Luna era furiosa all’interno della gabbia, tirava le sbarre d’acciaio come se le sue mani potessero essere in grado di strapparle. Ora vedeva il sangue su quelle sbarre, e non ricordava da dove venisse. Era per i suoi attacchi al metallo o era qualcos’altro? Cercava di trattenersi, ma non aveva alcun controllo sul proprio corpo. Gli alieni che la comandavano volevano che lei trovasse un modo per uscire da lì, per uccidere, senza pensare a quanto questo potesse nel frattempo danneggiarla.

“Tieni duro, Luna,” disse Ignazio. Anche lui sembrava preoccupato ora. “Troveremo un modo per elaborare la cura. Ti riporteremo a quello che eri prima. Tornerai te stessa.”

Ma non era a se stessa che Luna pensava adesso. Stava pensando a Kevin. Kevin era l’unico ricordo al quale lei si riuscisse a tenere, come uno scalatore si sarebbe tenuto a una roccia per paura di precipitare. Stava aggrappata alla sua immagine, ma ora anche i ricordi di lui stavano iniziando a sbiadirsi, sempre più sbrindellati ai confini, come un… come un… non ricordava neanche cosa. Ricordava di aver viaggiato con lui per il paese. Ricordava i momenti divertenti prima che tutto questo avesse inizio, quando erano due amici, ma anche tante di quelle cose avevano cominciato a scivolarle via. Ad ogni modo Luna si teneva stretta a Kevin con tutta la forza possibile, e così facendo le parve di poter trattenere anche parte del resto. Riconosceva il cane Bobby che correva in mezzo al gruppo, il più vicino possibile a lei. Ora non stava ringhiando, ma forse era perché capiva che in quella condizione non poteva fare del male a nessuno.

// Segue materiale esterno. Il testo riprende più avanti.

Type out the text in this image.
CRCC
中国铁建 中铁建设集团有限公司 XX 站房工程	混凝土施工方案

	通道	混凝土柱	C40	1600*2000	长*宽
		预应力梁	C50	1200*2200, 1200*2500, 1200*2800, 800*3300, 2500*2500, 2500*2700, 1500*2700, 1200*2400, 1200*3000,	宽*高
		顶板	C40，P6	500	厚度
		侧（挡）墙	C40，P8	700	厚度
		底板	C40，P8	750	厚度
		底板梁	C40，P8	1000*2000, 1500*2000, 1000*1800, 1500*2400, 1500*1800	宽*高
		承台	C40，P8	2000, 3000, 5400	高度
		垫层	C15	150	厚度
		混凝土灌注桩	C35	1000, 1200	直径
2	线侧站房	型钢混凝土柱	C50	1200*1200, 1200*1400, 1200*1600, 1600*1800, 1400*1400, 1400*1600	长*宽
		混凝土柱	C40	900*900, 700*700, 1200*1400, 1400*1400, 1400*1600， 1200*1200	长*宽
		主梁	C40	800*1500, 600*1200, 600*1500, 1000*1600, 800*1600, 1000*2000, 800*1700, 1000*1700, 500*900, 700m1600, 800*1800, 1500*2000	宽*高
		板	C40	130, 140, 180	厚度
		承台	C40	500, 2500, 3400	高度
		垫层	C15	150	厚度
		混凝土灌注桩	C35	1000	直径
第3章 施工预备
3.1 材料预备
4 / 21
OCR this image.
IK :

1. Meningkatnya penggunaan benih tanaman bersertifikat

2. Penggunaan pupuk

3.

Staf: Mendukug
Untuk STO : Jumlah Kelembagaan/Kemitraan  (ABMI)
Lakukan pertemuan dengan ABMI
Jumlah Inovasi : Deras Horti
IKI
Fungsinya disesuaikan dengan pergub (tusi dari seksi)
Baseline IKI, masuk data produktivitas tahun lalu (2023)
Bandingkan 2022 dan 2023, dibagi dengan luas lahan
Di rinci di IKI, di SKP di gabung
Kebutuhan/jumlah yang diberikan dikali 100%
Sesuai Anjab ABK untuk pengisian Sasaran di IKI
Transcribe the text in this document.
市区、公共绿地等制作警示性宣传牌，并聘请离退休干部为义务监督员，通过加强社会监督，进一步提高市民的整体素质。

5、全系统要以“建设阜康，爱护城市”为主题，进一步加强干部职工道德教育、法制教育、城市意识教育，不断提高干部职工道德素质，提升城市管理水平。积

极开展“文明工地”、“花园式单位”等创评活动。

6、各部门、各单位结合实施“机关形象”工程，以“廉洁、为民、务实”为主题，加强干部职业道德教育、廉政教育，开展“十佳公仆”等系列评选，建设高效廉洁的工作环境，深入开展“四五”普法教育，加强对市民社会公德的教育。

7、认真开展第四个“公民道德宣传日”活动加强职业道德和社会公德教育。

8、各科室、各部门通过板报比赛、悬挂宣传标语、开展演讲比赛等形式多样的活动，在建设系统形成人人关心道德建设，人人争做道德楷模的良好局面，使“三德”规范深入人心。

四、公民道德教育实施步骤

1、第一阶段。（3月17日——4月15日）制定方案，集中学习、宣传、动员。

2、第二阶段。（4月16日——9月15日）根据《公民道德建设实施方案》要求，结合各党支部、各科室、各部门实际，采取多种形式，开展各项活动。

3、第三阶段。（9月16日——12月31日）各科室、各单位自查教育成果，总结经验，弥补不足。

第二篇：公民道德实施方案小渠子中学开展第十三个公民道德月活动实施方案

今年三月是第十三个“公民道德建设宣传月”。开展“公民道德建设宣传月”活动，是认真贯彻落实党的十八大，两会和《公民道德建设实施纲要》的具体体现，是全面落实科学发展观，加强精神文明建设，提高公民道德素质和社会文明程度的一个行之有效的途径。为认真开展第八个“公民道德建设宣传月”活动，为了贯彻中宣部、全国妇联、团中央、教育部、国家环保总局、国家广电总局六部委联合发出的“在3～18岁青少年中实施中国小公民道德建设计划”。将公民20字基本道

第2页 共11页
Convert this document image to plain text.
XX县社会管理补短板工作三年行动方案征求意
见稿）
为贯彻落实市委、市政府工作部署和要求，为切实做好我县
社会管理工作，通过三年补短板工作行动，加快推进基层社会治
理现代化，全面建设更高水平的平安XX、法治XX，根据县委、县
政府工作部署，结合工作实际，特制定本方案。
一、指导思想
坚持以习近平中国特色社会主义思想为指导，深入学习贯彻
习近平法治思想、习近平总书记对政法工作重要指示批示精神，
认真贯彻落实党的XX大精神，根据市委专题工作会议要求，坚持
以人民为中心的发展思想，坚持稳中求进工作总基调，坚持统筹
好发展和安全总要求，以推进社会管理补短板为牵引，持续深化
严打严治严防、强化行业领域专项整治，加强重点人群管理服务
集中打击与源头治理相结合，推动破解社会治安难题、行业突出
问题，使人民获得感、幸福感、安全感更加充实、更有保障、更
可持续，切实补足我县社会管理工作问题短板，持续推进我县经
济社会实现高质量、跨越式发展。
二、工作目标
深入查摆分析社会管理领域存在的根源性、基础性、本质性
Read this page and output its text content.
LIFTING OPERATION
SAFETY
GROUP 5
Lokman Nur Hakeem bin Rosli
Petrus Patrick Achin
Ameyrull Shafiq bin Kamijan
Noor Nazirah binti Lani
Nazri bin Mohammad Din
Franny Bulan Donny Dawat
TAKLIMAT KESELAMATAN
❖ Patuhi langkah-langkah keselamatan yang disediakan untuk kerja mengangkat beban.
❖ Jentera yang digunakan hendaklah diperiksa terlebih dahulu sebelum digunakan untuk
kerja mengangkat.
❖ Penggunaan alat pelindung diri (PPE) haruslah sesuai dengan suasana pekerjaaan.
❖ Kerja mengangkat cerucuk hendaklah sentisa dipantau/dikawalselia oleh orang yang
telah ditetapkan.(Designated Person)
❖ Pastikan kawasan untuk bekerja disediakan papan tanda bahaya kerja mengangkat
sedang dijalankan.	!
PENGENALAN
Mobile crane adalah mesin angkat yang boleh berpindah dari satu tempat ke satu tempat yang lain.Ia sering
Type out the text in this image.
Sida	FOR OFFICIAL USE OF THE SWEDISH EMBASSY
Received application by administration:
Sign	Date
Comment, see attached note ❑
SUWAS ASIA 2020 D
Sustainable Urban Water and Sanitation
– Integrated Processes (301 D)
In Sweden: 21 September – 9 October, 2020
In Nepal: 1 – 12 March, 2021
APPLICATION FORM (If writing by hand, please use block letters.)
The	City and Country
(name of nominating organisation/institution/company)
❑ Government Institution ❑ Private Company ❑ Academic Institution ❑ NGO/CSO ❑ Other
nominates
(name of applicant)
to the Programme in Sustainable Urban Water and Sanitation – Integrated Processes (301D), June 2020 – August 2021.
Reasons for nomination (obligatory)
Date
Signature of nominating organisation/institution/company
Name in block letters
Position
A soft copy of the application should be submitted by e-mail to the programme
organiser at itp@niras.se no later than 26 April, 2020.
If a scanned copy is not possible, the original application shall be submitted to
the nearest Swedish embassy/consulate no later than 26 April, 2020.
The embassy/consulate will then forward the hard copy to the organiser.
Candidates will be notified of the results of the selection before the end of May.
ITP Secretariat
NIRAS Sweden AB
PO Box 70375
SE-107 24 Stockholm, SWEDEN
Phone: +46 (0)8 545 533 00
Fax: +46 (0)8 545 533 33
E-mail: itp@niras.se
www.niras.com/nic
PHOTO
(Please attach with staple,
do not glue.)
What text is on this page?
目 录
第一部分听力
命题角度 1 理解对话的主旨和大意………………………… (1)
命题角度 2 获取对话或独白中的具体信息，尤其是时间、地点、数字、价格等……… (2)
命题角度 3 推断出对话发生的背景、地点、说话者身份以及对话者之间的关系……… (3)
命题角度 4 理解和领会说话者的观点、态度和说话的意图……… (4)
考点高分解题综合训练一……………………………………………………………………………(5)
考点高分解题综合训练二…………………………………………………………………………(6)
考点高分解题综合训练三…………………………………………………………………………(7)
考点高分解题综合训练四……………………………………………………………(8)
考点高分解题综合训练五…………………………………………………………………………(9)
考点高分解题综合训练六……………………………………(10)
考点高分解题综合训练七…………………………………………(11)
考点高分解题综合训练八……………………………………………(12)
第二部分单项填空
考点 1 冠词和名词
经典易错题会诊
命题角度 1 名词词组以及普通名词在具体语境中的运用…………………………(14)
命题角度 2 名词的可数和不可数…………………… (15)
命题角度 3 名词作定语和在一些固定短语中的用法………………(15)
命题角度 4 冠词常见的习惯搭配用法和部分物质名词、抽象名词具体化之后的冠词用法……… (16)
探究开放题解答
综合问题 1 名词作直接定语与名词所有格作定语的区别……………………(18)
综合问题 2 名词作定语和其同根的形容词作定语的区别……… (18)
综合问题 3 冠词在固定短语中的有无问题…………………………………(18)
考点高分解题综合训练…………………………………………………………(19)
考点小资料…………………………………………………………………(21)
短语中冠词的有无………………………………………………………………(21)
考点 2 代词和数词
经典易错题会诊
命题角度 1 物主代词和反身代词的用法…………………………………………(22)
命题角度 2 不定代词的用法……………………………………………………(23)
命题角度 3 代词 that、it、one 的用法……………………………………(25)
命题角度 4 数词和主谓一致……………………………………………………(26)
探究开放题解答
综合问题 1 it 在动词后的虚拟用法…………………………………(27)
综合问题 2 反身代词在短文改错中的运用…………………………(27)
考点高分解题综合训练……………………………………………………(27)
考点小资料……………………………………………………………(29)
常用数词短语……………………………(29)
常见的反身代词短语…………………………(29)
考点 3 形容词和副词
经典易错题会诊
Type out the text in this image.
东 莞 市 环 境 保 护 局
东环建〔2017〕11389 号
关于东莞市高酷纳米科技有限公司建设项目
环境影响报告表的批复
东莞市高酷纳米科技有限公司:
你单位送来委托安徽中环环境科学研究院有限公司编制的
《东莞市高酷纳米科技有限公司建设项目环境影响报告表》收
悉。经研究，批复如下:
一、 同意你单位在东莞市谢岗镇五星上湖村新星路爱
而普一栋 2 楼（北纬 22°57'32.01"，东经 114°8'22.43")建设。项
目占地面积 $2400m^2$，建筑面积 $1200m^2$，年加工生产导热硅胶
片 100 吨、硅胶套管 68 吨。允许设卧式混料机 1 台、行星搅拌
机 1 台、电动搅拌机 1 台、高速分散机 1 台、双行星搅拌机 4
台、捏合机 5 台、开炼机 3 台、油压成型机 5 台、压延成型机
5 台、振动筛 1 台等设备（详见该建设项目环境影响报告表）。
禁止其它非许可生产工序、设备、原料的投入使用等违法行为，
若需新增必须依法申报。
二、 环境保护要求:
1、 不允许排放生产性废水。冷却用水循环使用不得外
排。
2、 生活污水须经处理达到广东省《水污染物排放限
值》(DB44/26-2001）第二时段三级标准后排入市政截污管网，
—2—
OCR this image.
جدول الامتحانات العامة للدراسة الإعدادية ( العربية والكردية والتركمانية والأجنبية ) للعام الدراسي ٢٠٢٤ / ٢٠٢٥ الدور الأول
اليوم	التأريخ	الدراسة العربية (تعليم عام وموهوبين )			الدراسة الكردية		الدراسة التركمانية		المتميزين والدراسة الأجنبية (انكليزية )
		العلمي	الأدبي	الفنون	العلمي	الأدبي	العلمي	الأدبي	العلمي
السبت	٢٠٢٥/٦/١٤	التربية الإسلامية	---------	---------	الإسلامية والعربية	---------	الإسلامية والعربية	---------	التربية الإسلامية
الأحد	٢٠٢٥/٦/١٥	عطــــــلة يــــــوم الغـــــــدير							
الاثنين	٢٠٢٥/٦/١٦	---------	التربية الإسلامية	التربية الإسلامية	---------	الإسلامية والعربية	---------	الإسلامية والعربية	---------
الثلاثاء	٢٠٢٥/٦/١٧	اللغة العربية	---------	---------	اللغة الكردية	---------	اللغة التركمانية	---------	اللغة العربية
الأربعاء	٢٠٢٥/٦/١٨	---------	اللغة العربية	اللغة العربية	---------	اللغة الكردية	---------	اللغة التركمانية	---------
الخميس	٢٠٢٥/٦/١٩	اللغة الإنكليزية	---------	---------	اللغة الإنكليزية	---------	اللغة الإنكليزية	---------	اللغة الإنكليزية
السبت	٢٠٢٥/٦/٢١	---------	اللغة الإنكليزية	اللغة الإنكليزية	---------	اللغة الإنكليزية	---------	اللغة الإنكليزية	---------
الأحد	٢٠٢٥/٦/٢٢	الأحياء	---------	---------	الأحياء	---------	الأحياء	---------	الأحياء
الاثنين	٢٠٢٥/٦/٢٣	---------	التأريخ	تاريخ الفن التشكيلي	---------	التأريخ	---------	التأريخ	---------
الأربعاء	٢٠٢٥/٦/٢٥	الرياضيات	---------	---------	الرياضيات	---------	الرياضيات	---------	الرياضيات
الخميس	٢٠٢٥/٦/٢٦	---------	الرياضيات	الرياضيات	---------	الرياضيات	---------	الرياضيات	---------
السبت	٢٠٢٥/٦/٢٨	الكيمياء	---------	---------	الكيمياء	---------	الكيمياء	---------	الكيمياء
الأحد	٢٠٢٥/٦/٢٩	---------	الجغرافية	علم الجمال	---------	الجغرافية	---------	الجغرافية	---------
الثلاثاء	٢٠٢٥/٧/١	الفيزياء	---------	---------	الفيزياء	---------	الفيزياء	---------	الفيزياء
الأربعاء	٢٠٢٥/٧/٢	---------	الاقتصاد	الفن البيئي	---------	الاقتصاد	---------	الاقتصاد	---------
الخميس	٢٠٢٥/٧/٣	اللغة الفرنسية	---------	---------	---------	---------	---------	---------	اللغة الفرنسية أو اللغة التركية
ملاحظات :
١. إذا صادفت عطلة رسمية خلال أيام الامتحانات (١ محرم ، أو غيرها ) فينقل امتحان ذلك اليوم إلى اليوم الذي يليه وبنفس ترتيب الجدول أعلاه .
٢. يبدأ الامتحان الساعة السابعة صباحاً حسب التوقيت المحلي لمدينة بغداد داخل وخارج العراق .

Si stavano avvicinando alle fabbriche adesso, e Luna vide gli altri che si guardavano attorno con quel genere di ovvia cautela che veniva dalle troppe brutte esperienze vissute. Erano così tanti adesso, praticamente un esercito, e una parte di Luna disse a se stessa che avrebbe dovuto trasformarli in cose come lei. Soffiò fuori altro vapore contro di loro, sebbene non sortisse alcun effetto, grazie alla cura.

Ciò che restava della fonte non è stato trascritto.